From Casetext: Smarter Legal Research

Dean v. Aurora Bank F.S.B

United States District Court, W.D. Washington, at Tacoma
Aug 29, 2011
NO. C11-05339 RBL (W.D. Wash. Aug. 29, 2011)

Opinion

NO. C11-05339 RBL.

August 29, 2011


ORDER GRANTING GREENPOINT MORTGAGE FUNDING, INC.'S MOTION TO DISMISS [Dkt. #13]


THIS MATTER is before the Court on Defendant GreenPoint Mortgage Funding, Inc.'s Motion to Dismiss [Dkt. #13]. The case represents Plaintiff's second litigation effort to preclude foreclosure. This time, Plaintiff apparently seeks to conduct a "short sale," instead. Plaintiff's prior lawsuit against GreenPoint was dismissed without prejudice.

See Cause No. C11-5104RJB, Western District of Washington.

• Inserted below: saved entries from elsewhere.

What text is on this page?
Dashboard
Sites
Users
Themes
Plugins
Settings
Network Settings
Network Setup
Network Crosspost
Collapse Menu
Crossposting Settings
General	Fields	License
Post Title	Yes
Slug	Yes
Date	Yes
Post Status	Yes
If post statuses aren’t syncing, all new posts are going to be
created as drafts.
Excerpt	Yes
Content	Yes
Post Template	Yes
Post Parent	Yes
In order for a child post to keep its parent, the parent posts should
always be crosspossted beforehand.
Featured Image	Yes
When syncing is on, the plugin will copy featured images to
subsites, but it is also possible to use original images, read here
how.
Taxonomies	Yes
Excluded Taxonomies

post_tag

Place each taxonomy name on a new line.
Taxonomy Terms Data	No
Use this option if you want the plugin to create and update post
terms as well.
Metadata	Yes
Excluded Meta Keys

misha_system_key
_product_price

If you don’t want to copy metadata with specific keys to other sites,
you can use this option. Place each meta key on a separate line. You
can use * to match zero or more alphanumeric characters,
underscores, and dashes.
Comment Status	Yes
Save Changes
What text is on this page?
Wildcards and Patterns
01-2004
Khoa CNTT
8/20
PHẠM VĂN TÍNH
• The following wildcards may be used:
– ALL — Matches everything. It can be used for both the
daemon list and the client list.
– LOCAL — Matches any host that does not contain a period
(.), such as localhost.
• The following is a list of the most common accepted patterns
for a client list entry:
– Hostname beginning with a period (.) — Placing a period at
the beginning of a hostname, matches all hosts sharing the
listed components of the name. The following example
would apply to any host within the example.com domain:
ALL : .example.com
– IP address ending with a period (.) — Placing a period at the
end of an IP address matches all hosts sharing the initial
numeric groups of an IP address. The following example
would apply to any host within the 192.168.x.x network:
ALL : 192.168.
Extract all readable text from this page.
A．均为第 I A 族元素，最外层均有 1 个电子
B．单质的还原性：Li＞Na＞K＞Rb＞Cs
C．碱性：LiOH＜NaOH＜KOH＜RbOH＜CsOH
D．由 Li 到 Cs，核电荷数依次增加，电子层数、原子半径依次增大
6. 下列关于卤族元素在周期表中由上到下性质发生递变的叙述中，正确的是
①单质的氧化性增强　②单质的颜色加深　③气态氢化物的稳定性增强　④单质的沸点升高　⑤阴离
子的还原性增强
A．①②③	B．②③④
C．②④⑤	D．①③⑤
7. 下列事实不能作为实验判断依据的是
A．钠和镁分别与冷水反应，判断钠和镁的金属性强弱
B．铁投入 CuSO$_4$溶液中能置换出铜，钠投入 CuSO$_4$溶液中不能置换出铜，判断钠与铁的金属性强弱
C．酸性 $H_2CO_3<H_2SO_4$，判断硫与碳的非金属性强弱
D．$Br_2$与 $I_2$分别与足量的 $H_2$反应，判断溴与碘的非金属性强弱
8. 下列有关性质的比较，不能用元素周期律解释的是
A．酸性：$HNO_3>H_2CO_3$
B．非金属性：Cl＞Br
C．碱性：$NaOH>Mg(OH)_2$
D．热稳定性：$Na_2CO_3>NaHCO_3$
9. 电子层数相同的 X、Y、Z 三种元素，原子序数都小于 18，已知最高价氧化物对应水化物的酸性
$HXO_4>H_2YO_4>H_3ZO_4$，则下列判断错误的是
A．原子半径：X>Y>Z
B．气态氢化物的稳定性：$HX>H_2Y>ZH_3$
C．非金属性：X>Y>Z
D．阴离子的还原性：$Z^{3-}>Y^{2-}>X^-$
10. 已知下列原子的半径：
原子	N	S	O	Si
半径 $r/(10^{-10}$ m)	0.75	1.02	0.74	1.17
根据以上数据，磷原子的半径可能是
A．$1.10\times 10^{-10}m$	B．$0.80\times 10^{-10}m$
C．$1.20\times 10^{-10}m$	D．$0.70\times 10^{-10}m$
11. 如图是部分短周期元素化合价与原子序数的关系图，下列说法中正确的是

The case is largely a garden variety attempt by an in-default borrower to stave off foreclosure, except as it relates to Defendant GreenPoint. GreenPoint was Plaintiff's initial lender in October, 2006. Plaintiff borrowed $224,200, evidenced by a Note, and secured by a Deed of Trust. The Deed of Trust included language naming MERS as a beneficiary.

According to GreenPoint, it sold the Note and Deed of Trust almost immediately. Documents apparently referenced in the Plaintiff's Complaint show that such a transfer was contemplated and authorized. GreenPoint's interest in the loan transaction ended more than four years prior to the commencement of this action. According to GreenPoint, Plaintiff became delinquent in her payments to GreenPoint's successor(s) in April, 2009.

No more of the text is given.